Я предлагаю посмотреть на гуманистическое воспитание как синоним воспитания нравственного, не ограничивая при этом последнее областью формирования нравственного сознания, но задаваясь вопросом о нравственном законе как законе свободы, определяющем продуктивную сферу человеческой активности. В заданном контексте взгляд на народную сказку как на жанр устного народного творчества и как на этнографическое свидетельство структуры обрядового посвящения в мир взрослых может быть дополнен. Мы попытаемся увидеть в сказке педагогическое действие, продуктивный смысл которого заключается в том, чтобы быть нравственным поучением, действующим в сфере практического разума. Чему же — не в области нравственного сознания только, но прямо и непосредственно в сфере свободной активности — научает сказка?

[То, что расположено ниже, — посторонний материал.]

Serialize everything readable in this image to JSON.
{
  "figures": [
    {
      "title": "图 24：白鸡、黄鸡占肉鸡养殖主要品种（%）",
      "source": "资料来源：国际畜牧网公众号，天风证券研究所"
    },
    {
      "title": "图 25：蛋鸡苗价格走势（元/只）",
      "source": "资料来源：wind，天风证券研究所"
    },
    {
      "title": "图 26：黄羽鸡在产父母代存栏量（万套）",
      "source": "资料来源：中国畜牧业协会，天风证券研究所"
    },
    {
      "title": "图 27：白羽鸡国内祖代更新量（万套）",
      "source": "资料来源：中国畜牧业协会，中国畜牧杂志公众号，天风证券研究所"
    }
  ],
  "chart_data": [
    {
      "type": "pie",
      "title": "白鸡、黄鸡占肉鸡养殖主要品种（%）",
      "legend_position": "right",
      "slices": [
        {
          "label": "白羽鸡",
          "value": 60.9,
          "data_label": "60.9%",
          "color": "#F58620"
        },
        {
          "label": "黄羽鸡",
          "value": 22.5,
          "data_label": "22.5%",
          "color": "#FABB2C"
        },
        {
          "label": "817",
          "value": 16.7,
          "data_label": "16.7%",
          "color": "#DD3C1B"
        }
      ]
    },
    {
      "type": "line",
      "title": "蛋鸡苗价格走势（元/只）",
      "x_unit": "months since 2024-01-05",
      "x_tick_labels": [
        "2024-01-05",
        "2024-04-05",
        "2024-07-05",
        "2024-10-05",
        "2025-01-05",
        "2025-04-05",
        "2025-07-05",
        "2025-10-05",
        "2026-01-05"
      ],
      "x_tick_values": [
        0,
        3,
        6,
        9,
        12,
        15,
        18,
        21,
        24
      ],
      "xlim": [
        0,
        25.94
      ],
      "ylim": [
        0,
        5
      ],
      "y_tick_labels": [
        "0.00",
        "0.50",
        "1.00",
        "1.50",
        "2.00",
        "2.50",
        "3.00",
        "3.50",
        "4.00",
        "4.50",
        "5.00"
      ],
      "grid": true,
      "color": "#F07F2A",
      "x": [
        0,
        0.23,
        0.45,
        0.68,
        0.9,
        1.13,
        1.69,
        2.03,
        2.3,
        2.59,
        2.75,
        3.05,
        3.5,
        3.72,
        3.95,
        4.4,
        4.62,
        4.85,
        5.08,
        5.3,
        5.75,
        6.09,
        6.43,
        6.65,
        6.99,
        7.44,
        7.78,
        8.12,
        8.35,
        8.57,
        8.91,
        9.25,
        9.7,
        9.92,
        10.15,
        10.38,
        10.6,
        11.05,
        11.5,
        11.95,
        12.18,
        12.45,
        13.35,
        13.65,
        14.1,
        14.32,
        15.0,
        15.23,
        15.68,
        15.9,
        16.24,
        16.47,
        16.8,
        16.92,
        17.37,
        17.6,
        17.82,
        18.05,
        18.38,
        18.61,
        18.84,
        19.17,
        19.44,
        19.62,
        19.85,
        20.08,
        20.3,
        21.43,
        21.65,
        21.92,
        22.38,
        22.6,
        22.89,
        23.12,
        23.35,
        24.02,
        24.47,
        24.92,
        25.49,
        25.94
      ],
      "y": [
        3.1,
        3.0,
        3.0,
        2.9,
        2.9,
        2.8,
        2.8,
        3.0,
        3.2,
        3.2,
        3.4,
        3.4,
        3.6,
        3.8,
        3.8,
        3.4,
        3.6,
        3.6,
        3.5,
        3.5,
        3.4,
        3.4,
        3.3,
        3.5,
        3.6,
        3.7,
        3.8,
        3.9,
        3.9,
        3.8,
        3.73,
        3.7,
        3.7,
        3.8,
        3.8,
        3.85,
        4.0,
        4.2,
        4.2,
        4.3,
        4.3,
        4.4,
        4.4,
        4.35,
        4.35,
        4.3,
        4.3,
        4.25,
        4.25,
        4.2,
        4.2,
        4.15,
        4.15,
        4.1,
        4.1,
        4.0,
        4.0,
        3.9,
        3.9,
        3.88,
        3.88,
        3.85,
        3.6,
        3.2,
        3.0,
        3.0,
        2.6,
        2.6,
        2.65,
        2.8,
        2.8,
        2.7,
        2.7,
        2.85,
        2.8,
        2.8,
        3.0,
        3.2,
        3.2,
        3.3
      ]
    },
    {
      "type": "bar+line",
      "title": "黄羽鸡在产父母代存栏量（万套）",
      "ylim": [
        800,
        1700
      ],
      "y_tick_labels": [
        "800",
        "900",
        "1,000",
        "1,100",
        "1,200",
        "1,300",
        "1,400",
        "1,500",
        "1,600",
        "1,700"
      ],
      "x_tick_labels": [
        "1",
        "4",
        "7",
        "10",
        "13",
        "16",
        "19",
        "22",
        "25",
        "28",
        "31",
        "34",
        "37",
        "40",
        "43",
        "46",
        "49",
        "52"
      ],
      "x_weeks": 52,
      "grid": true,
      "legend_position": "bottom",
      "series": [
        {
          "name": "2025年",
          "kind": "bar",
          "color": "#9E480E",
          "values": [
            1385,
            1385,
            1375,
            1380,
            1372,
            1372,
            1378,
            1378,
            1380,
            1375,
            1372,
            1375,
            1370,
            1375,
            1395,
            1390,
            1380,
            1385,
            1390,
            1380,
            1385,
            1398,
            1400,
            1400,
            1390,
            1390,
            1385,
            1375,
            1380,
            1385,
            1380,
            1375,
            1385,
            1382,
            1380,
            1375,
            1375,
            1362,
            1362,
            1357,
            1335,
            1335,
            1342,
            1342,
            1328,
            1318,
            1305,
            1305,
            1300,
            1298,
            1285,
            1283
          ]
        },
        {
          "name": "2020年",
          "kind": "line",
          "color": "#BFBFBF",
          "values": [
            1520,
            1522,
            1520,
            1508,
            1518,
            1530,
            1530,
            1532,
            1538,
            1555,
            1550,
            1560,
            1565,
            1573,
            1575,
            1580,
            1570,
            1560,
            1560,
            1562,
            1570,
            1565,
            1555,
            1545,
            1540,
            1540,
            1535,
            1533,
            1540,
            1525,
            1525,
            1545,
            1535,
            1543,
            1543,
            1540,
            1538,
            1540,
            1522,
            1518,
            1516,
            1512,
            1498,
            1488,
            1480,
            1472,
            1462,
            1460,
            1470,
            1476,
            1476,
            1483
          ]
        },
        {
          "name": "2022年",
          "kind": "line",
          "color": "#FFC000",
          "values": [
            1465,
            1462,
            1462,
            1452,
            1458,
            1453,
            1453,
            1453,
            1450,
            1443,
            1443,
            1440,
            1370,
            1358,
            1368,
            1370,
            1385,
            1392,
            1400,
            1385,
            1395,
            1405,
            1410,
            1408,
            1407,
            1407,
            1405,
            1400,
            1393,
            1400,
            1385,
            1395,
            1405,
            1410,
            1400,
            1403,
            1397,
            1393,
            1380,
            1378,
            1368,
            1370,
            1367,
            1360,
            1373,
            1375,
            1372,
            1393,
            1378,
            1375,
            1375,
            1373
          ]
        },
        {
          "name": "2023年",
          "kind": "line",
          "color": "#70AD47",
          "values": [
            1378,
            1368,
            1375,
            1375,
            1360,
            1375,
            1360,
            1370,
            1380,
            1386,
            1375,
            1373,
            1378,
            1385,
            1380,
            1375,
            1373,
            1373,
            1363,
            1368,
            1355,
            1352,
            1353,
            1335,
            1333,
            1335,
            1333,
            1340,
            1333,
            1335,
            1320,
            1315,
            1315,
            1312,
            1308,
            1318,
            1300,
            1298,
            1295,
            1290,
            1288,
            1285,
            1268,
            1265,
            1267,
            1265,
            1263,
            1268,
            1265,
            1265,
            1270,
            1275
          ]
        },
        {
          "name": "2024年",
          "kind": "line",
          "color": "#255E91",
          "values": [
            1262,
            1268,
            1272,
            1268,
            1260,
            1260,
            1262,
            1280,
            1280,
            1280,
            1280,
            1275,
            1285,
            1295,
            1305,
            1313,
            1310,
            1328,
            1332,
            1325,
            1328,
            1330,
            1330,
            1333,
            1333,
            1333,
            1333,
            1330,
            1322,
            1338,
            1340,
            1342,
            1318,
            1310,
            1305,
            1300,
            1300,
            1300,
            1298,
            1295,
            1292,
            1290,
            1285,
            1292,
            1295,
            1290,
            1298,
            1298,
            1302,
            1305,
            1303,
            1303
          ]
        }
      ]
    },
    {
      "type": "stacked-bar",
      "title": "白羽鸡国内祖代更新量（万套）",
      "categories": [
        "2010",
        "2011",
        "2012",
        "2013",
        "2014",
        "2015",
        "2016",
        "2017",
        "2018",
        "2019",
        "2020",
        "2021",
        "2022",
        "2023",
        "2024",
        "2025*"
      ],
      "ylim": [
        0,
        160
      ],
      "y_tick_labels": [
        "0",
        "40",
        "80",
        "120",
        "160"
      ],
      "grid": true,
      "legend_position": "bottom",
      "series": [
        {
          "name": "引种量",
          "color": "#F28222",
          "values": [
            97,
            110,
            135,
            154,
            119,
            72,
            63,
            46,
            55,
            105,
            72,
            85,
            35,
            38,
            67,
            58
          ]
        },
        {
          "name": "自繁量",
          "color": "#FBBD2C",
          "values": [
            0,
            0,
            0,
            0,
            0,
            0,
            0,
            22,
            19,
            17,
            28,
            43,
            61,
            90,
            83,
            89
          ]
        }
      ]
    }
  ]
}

Для ответа на этот вопрос нужно чуть изменить ракурс современного взгляда на сказку, сформировавшегося в мире, где сказку читают по книге. Сказка в народной культуре обязательно сказывается: она — поучение устное — из уст в уши — и изустное — из уст в уста. Анализируя текст любой сказки, очень важно ввести в круг нашего внимания этих двух человек: сказителя-взрослого и слушающего — и, заметим, шепчущего вслед!- ребенка. Сказка — это не просто из уст в уши, но и из уст в уста. Все родители и педагоги знают, что маленький ребенок одну и ту же сказку слушает много-много раз, и услышал он ее только тогда, когда может повторить: в уши ребенку сказка ложится тогда, когда она ложится ему на уста. И еще один факт: ребенок сказку обязательно так или иначе «проигрывает» — игрушками, действиями, или просто словом и пантомимой: сказка определяет форму его активности. А теперь послушаем, как сказывают сказку бабушки сказительницы. На что мы обратим внимание? На завершенность слова, его округленность. На паузы. Молчание за двумя следующими друг за другом действиями, означенными словом, может быть, самая яркая подробность сказочного сказывания. Иногда эту паузу заполняют междометием: «и вот пошла она… ага… а тама стоит избушка ...», но это «ага» лишь обозначит и еще оттенит некую пустотность, на которую я и хочу обратить здесь внимание. Еще одна черта сказочного сказывания — непрерывность речи, удивительным образом сочетаемая с этой вот, обозначаемой паузами, ее разрывностью.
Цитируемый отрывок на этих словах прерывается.